The Rosetta Disk Online – 1,500 Languages In A Browser Window

by Aaron Muszalski on March 24, 2009 · 0 comments

guest post by Aaron Muszalski 

The Rosetta Disk online

Thanks to the rather clever folks at The Long Now Foundation’s Rosetta Project, you can now explore the contents of their Rosetta Disk in your browser window.

Inspired by the historic Rosetta Stone, the Rosetta Disk is intended to be “a durable archive of human languages” as well as “an aesthetic object that suggests a journey of the imagination across culture and history”. Made of nickel alloy (with a 2,000 year life expectancy), the physical Disk is three inches across, and micro-etched with over 13,000 pages of language documentation, covering over 1,500 languages.

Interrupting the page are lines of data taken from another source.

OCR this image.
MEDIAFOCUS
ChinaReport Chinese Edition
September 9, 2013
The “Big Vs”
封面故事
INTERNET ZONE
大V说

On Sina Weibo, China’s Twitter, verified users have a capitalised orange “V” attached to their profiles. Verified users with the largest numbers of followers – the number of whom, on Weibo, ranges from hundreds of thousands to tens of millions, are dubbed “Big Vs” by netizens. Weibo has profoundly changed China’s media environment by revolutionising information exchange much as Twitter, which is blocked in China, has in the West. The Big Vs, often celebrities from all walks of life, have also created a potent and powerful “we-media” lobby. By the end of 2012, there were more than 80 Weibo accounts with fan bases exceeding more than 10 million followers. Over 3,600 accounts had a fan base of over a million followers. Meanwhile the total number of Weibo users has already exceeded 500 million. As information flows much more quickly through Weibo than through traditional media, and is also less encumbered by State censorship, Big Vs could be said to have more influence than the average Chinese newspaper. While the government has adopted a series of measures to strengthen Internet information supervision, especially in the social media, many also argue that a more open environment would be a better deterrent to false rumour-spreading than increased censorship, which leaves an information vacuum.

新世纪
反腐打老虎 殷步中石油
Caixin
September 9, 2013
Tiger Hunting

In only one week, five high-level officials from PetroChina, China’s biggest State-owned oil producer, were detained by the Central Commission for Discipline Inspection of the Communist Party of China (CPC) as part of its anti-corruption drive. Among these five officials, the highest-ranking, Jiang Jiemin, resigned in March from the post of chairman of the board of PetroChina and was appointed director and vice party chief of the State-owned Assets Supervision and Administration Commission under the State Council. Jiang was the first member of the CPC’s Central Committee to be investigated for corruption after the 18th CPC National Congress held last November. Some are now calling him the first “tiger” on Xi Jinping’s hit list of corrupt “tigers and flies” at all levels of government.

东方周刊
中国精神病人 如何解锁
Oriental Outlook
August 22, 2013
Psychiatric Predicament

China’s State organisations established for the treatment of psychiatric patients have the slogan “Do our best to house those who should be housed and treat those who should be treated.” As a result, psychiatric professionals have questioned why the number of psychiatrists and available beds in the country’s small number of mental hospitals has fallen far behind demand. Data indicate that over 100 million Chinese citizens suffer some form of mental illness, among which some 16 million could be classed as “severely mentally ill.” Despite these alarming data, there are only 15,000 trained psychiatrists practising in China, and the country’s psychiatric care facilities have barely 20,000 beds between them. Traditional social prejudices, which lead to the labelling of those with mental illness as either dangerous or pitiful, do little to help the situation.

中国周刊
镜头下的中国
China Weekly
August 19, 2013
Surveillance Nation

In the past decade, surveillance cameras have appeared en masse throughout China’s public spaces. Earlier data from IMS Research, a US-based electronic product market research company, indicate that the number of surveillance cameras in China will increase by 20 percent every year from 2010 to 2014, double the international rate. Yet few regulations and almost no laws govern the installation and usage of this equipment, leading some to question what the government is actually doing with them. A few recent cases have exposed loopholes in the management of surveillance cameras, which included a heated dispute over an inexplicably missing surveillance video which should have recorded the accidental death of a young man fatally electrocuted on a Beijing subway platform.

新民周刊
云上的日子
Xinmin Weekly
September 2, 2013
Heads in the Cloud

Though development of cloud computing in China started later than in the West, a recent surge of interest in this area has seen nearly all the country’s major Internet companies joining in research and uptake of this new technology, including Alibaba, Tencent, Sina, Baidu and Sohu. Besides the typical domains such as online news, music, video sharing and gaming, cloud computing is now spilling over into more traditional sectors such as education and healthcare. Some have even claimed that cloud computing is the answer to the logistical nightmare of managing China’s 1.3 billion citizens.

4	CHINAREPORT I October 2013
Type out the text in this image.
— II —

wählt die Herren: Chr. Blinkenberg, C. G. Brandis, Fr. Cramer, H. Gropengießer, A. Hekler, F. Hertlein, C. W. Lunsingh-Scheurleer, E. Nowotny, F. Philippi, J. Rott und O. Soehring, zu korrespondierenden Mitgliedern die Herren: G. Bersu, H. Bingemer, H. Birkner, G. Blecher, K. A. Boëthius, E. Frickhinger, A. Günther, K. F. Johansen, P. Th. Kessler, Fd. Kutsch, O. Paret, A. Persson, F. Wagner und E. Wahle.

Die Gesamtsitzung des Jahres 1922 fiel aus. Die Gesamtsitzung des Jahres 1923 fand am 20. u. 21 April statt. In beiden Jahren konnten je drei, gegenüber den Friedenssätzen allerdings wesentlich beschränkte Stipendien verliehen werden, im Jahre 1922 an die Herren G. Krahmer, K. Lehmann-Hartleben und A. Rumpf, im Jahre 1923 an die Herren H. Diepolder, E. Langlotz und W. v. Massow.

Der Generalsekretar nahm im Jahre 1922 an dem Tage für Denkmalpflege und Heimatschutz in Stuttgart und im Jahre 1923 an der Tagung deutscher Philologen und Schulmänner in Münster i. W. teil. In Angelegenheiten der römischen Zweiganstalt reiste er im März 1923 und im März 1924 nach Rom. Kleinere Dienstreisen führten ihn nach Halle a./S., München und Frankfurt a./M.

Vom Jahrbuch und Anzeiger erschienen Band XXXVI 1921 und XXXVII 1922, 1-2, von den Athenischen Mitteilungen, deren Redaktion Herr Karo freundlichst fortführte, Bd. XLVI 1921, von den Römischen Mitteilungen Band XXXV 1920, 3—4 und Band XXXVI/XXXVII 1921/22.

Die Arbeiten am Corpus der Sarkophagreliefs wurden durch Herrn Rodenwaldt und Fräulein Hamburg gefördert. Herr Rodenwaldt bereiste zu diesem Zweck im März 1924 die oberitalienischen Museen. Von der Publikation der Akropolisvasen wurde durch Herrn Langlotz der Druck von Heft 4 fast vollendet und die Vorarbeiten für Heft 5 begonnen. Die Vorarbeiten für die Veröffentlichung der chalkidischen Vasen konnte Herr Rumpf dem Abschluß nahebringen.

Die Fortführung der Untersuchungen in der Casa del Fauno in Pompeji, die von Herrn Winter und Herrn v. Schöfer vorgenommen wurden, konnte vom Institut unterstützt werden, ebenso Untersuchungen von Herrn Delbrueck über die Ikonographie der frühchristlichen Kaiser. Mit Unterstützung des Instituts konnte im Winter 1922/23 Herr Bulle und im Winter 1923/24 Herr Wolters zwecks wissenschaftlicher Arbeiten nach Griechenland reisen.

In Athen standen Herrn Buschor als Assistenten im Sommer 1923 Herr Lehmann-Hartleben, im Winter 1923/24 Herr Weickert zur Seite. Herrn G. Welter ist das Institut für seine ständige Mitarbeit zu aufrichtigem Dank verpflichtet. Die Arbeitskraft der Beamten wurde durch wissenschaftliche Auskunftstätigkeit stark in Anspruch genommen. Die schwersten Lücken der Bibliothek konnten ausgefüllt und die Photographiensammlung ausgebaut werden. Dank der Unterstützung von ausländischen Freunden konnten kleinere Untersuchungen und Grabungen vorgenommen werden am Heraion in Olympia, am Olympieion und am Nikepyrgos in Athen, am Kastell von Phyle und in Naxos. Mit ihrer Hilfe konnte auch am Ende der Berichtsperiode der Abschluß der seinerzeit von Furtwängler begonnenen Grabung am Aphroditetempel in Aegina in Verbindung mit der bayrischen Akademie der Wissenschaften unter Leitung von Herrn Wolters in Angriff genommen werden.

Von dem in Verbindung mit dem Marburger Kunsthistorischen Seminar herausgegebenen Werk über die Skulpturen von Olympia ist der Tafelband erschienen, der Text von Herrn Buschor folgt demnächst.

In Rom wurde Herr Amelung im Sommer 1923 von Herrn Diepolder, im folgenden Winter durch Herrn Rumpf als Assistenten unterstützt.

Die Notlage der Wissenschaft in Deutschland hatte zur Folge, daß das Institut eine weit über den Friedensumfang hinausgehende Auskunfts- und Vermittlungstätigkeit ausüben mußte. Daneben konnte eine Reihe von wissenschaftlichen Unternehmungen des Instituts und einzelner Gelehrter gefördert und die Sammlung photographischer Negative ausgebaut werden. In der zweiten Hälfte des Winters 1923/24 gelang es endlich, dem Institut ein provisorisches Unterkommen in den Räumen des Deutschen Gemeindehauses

[On the front side of the disk] the text begins at eye-readable scale and spirals down to nano-scale. This tapered ring of languages is intended to maximize the number of people that will be able to read something immediately upon picking up the Disk, as well as implying the directions for using it—‘get a magnifier and there is more.’

The Rosetta Disk

The online version allows viewers to zoom into, and scroll through the entire contents of both sides of the disk, and easily read pages of information which, on the physical disk, are only .019 inches, or half a millimeter, across.